Electric valve and refrigeration cycle system

Technical Field

The present invention relates to an electrically operated valve used in a refrigeration cycle system or the like and a refrigeration cycle system.

Background

Currently, as an electrically operated valve provided in a refrigeration cycle of an air conditioner, there is an electrically operated valve disclosed in japanese patent application laid-open No. 2013-234726 (patent document 1), for example. In the motor-operated valve of patent document 1, the first valve port and the second valve port are formed in the valve housing, and the flow of the refrigerant in the valve ports is stabilized to realize silencing of the motor-operated valve.

Documents of the prior art

Patent document

Patent document 1: japanese patent laid-open publication No. 2013-234726

Disclosure of Invention

Problems to be solved by the invention

In the motor-operated valve of patent document 1, the shape of the valve throttle portion (i.e., the shape of the valve port) is changed to reduce the refrigerant passage noise. However, only improvement of the structure of the throttle portion may not sufficiently improve sound due to restrictions on the component structure, the piping shape, and the like, and there is still room for improvement as a measure against noise.

The invention provides an electric valve and a refrigeration cycle system which reduce noise such as refrigerant passing sound in a secondary side joint pipe.
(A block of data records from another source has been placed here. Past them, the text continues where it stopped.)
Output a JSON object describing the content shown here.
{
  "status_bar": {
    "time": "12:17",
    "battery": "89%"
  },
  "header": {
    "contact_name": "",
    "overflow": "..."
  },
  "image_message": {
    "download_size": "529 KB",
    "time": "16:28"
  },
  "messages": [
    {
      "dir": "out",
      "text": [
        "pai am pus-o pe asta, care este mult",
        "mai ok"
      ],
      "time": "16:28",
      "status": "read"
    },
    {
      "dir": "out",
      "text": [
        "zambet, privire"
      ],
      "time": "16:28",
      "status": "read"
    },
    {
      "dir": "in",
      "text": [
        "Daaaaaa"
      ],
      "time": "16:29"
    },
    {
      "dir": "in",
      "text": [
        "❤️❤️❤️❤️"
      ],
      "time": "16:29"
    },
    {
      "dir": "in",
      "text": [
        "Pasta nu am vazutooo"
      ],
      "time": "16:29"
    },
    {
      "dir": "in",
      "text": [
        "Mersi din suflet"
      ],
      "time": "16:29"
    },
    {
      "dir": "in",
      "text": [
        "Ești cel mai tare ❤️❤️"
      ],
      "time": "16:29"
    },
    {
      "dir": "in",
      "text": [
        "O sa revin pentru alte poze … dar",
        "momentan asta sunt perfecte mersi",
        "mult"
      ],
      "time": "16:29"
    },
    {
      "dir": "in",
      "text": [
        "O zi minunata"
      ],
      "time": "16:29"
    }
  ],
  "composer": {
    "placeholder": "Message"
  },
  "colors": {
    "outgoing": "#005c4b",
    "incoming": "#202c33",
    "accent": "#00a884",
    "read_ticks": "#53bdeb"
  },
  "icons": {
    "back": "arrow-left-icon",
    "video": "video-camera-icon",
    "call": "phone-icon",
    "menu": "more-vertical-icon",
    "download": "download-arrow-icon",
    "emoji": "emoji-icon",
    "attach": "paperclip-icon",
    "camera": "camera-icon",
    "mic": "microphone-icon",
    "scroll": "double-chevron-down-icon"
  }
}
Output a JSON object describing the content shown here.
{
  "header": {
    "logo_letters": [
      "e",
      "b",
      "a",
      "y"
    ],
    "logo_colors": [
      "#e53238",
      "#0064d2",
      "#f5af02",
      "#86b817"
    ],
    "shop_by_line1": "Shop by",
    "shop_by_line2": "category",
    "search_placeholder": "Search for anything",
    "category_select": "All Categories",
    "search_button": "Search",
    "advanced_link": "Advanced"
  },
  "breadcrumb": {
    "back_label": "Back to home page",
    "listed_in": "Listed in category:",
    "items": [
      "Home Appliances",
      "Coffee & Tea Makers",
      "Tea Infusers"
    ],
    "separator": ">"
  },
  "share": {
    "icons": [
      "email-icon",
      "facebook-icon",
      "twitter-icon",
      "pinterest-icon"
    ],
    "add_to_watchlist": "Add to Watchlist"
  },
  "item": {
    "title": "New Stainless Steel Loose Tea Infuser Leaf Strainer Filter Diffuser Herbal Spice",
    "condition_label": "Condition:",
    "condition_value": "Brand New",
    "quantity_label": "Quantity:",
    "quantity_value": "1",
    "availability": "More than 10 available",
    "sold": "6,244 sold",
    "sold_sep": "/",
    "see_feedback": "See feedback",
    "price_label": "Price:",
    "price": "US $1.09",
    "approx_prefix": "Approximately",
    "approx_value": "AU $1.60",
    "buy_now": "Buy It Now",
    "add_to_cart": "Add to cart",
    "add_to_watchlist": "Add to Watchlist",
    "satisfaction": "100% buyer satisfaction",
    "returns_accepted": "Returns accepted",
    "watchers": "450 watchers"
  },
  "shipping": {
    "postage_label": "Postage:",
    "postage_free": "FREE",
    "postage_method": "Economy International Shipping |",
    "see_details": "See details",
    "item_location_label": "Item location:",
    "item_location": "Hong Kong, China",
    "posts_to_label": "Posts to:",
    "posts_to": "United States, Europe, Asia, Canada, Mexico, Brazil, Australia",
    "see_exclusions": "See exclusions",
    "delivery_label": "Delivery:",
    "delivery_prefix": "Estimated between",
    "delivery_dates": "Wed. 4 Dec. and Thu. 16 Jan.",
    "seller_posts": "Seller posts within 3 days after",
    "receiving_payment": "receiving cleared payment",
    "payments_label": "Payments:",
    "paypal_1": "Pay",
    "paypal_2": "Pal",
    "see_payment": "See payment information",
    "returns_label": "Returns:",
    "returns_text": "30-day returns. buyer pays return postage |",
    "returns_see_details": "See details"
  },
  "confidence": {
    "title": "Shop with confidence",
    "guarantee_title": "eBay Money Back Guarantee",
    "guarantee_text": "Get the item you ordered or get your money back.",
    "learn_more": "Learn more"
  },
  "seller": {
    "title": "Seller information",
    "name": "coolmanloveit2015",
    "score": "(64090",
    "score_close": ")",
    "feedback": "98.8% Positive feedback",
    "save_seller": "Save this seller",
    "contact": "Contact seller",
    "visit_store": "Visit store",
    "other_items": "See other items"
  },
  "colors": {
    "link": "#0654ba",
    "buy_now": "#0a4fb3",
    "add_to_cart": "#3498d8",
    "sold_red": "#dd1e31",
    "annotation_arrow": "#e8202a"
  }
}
Means for solving the problems

The electric valve of the present invention is configured such that a first joint pipe and a second joint pipe are respectively communicated with a valve chamber of a valve body, one of the first joint pipe and the second joint pipe is used as a primary side joint pipe into which a fluid flows, and the other is used as a secondary side joint pipe from which the fluid flows out, and is characterized by comprising a long cylindrical rectifying pipe portion communicated with the valve chamber and protruding into the secondary side joint pipe, wherein the secondary side joint pipe comprises a straight pipe portion connected with the valve body and a curved pipe portion curved from the straight pipe portion, and wherein an end portion of the rectifying pipe portion is arranged to face the curved pipe portion of the secondary side joint pipe.

In this case, the electrically operated valve is preferably arranged such that an end portion of the rectifying pipe portion is located on the curved pipe portion side with respect to a boundary between the straight pipe portion and the curved pipe portion of the secondary side joint pipe.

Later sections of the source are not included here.